Superstorm Sandy, which tore through the Northeast United States causing property damage and even numerous deaths, led to three nuclear reactors shutting down and several other plants to reduce operations.
Reuters reported that including outages prompted by the storm, 32,045 megawatts of nuclear power were offline on October 30 - the highest amount since May 2011 when the Fukushima disaster occurred in Japan.
Of the nuclear power unavailable, only three reactors experienced shutdowns during the storm. They were Indian Point 3, in Buchanan, N.Y.; Salem Unit 1, in Hancocks Bridge, N.J.; and Nine Mile Point 1, in Scriba, N.Y. Operators reported all safety systems responded as designed.

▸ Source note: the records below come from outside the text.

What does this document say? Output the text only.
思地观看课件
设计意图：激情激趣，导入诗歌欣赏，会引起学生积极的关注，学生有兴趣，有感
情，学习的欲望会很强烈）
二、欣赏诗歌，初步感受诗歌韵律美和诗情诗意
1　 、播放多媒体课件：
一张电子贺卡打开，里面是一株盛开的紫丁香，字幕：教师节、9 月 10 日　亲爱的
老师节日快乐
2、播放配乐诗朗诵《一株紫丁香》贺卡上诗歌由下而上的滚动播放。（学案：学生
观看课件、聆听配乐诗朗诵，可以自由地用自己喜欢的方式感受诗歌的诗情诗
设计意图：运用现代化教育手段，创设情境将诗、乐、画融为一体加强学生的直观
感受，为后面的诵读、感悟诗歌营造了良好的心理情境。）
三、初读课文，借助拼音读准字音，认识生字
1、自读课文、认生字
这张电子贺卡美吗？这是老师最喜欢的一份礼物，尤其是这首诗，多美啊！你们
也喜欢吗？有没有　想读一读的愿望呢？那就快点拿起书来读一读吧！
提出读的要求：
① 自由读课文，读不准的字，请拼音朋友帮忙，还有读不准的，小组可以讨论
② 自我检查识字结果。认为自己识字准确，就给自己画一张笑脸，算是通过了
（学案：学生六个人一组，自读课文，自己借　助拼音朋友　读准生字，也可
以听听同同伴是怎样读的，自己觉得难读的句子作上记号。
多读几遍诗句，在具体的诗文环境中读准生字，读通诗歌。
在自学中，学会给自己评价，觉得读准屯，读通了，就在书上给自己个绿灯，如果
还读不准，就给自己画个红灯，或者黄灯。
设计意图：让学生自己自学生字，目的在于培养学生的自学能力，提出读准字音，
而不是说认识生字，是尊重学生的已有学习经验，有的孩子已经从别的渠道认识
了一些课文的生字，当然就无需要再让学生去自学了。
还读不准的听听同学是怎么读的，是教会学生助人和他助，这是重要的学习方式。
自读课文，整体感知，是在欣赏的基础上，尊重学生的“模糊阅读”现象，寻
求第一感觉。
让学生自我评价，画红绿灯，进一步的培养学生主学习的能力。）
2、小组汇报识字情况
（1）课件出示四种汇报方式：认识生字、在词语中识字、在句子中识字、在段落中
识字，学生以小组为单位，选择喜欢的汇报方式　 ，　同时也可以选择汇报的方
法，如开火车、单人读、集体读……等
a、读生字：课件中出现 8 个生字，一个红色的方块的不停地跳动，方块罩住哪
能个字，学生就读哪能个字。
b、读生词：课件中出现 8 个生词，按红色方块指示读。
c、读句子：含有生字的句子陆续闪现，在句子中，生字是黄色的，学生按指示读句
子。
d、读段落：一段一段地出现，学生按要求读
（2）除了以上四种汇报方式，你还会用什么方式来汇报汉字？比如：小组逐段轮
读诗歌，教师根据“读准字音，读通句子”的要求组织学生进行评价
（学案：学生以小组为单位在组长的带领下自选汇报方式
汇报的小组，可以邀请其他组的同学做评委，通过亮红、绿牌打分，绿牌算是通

Nuclear plants in Connecticut, Vermont and Pennsylvania also chose to reduce power due to the storm, Reuters reported. These resumed full power by October 31.
Further, another six nuclear power stations were engaged in standard refueling and maintenance outages adding to the low in available capacity.
Although Nuclear power plants are built to withstand hurricanes and other natural disasters, safety protocol requires plants to shut down operations when faced with potentially extreme conditions. In the case of Sandy, operators took precautions against hurricane-force winds, power loss and nearby water levels exceeding flood limits.
Thursday, the U.S. Nuclear Regulatory Commission said it was beginning to return to normal inspection coverage for nuclear power plants in the Northeast. Heightened coverage will continue at Oyster Creek, a plant in Lacey Township, N.J., still in an “Alert” status due to high water levels in its water intake structure.